More than 280 doctors, nurses and other health professionals have signed a letter to Theresa May calling for national action to dramatically cut the number of diesel cars, vans, taxis and light trucks to protect a generation of young children.
The medics urged the Prime Minister to start phasing out diesel vehicles as soon as possible to cut harmful fumes on the streets of the capital and other cities and towns. “A national diesel reduction initiative, led by Government, will represent a major public health advance,” they said. “However, time is running out, without urgent action emissions from diesel vehicles will cause irreversible lung damage to the current generation of children.”
They highlighted “strong and growing” evidence of a wide range of health impacts over lifetimes from nitrogen dioxide (NO2) and black carbon (soot) emissions
In the letter drawn up by campaign group Doctors Against Diesel, they emphasised that there are now 585 Air Quality Management Areas across the UK, so most town halls had a statutory duty to take action on illegal levels of air pollution but their hands were tied as they had no powers to ban diesel vehicles
Professor Jonathan Grigg, Professor of Paediatric Respiratory and Environmental Medicine, Blizard Institute, Queen Mary University of London, said: “In London, we know that diesel engines are a major and unnecessary cause of air pollution along our roads. Cutting diesel emissions would have an immediate impact on children’s personal exposure, and improve their long-term health.”
Professor John Middleton, President of the UK Faculty of Public Health, said: “Diesel...is linked to health effects that begin before birth and extend throughout the life course, from childhood lung development and asthma, to increased risk of heart disease, stroke, lung cancer and dementia. It is time for diesel to be recognised as the health emergency that it is.”
Scientists estimate the death toll in London from NO2 and small particulate pollution is up to 9,400-a-year, with many more people suffering health problems when toxic air peaks such as in mid-January.

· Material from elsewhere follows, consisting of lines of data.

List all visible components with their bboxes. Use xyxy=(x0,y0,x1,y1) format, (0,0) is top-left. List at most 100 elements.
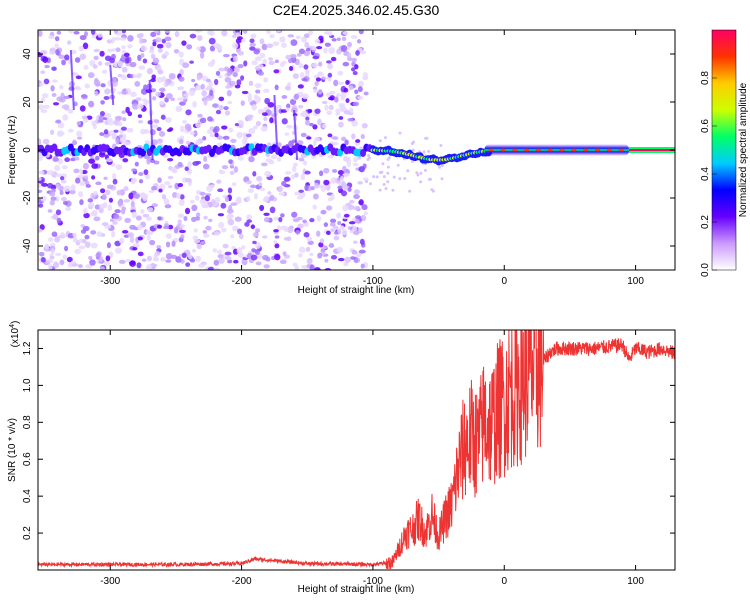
spectrogram-cell xyxy=(229,214,235,219)
spectrogram-cell xyxy=(259,204,265,212)
spectrogram-cell xyxy=(123,52,130,58)
spectrogram-cell xyxy=(300,173,305,181)
spectrogram-cell xyxy=(173,226,178,234)
spectrogram-cell xyxy=(104,88,111,95)
spectrogram-cell xyxy=(236,131,243,139)
spectrogram-cell xyxy=(91,175,96,180)
spectrogram-cell xyxy=(171,240,176,247)
spectrogram-cell xyxy=(309,217,315,223)
spectrogram-cell xyxy=(64,157,71,163)
spectrogram-cell xyxy=(336,48,342,55)
spectrogram-cell xyxy=(346,52,352,59)
spectrogram-cell xyxy=(104,55,112,62)
spectrogram-cell xyxy=(535,148,541,152)
spectrogram-cell xyxy=(488,148,494,152)
spectrogram-cell xyxy=(224,256,232,261)
spectrogram-cell xyxy=(196,34,203,41)
colorbar-tick-label: 0.8 xyxy=(700,71,711,85)
spectrogram-cell xyxy=(227,187,233,194)
spectrogram-x-ticks: -300 -200 -100 0 100 xyxy=(100,30,644,287)
spectrogram-cell xyxy=(152,96,157,101)
spectrogram-cell xyxy=(243,60,248,67)
spectrogram-cell xyxy=(244,221,250,227)
spectrogram-cell xyxy=(349,199,355,204)
spectrogram-cell xyxy=(266,30,271,35)
spectrogram-cell xyxy=(289,53,297,59)
spectrogram-cell xyxy=(216,179,222,184)
colorbar-label: Normalized spectral amplitude xyxy=(738,82,749,217)
spectrogram-cell xyxy=(330,228,335,233)
spectrogram-cell xyxy=(181,252,187,259)
spectrogram-cell xyxy=(62,254,68,260)
spectrogram-cell xyxy=(39,251,45,257)
spectrogram-cell xyxy=(277,157,282,162)
spectrogram-cell xyxy=(131,211,137,219)
spectrogram-cell xyxy=(207,116,213,122)
spectrogram-cell xyxy=(157,69,164,75)
spectrogram-cell xyxy=(221,227,227,233)
spectrogram-cell xyxy=(170,97,175,101)
y-tick-label: 0.8 xyxy=(22,415,33,429)
spectrogram-cell xyxy=(83,208,88,214)
spectrogram-cell xyxy=(233,166,239,173)
spectrogram-cell xyxy=(137,224,143,231)
spectrogram-cell xyxy=(230,234,235,239)
spectrogram-cell xyxy=(182,62,190,69)
spectrogram-cell xyxy=(44,64,50,69)
spectrogram-cell xyxy=(206,78,211,83)
spectrogram-cell xyxy=(165,241,171,248)
spectrogram-cell xyxy=(256,175,263,182)
spectrogram-cell xyxy=(298,48,305,55)
spectrogram-cell xyxy=(241,90,249,95)
spectrogram-cell xyxy=(69,189,76,195)
spectrogram-cell xyxy=(178,51,184,58)
spectrogram-cell xyxy=(412,140,416,144)
spectrogram-cell xyxy=(146,234,151,241)
spectrogram-cell xyxy=(152,41,157,47)
spectrogram-cell xyxy=(305,246,311,252)
spectrogram-cell xyxy=(45,261,51,265)
spectrogram-cell xyxy=(196,75,202,81)
spectrogram-cell xyxy=(306,236,313,242)
spectrogram-cell xyxy=(343,156,348,162)
spectrogram-cell xyxy=(66,256,73,263)
spectrogram-cell xyxy=(427,149,431,153)
spectrogram-cell xyxy=(354,218,360,224)
spectrogram-cell xyxy=(304,33,310,39)
spectrogram-cell xyxy=(93,55,99,61)
spectrogram-cell xyxy=(163,154,169,159)
spectrogram-cell xyxy=(353,240,358,244)
spectrogram-cell xyxy=(191,204,198,212)
spectrogram-cell xyxy=(500,148,506,152)
spectrogram-cell xyxy=(329,90,336,95)
spectrogram-cell xyxy=(165,92,173,99)
spectrogram-cell xyxy=(355,139,361,143)
spectrogram-cell xyxy=(179,224,186,228)
spectrogram-cell xyxy=(358,30,364,35)
spectrogram-cell xyxy=(179,194,185,200)
spectrogram-cell xyxy=(324,267,332,270)
spectrogram-cell xyxy=(323,222,329,228)
spectrogram-cell xyxy=(202,230,207,234)
spectrogram-cell xyxy=(196,46,202,51)
spectrogram-cell xyxy=(439,144,443,148)
spectrogram-cell xyxy=(285,54,292,60)
spectrogram-cell xyxy=(191,78,196,83)
spectrogram-cell xyxy=(115,164,123,170)
spectrogram-cell xyxy=(284,85,291,91)
spectrogram-cell xyxy=(512,148,518,152)
spectrogram-cell xyxy=(260,125,268,132)
spectrogram-cell xyxy=(206,129,213,135)
spectrogram-cell xyxy=(274,59,279,64)
spectrogram-cell xyxy=(352,225,358,233)
spectrogram-cell xyxy=(227,100,233,105)
spectrogram-cell xyxy=(428,177,432,181)
spectrogram-cell xyxy=(259,187,266,192)
spectrogram-cell xyxy=(438,165,442,169)
spectrogram-cell xyxy=(164,36,172,42)
spectrogram-cell xyxy=(161,76,167,83)
spectrogram-cell xyxy=(221,165,229,170)
spectrogram-cell xyxy=(338,121,344,128)
spectrogram-cell xyxy=(184,166,189,172)
spectrogram-cell xyxy=(88,158,96,164)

Other signatories of the letter include Professor Inderjeet Dokal, Professor of Paediatrics, Centre for Genomics and Child Health, Queen Mary University London, Professor Adrian Martineau, Clinical Professor of Respiratory Infection & Immunity at Queen Mary University of London, Sir Andrew Haines, Professor of Public Health and Primary Care, London School of Hygiene & Tropical Medicine, David McCoy, Professor of Global Public Health, Queen Mary University London, Professor Chris Griffiths, Joint Centre Lead at the Centre for Primary Care and Public Health, Barts and the London School of Medicine and Dentistry, Professor Martin McKee, Professor of European Public Health, London School of Hygiene and Tropical Medicine, Professor Robert Walton, Clinical Professor of Primary Care, Queen Mary University London, Professor Stephen Holgate, Clinical Professor of Immunopharmacology at the University of Southampton, Professor John Yudkin, Emeritus Professor of Medicine, University College London, Professor Alan Maryon-Davis, Honorary Professor of Public Health, Kings College London, Dr Susan Hill, Consultant Paediatric Gastroenterologist, Great Ormond Street Hospital for Children, London, as well as more than 70 GP doctors, registrars, trainees or retired general practitioners.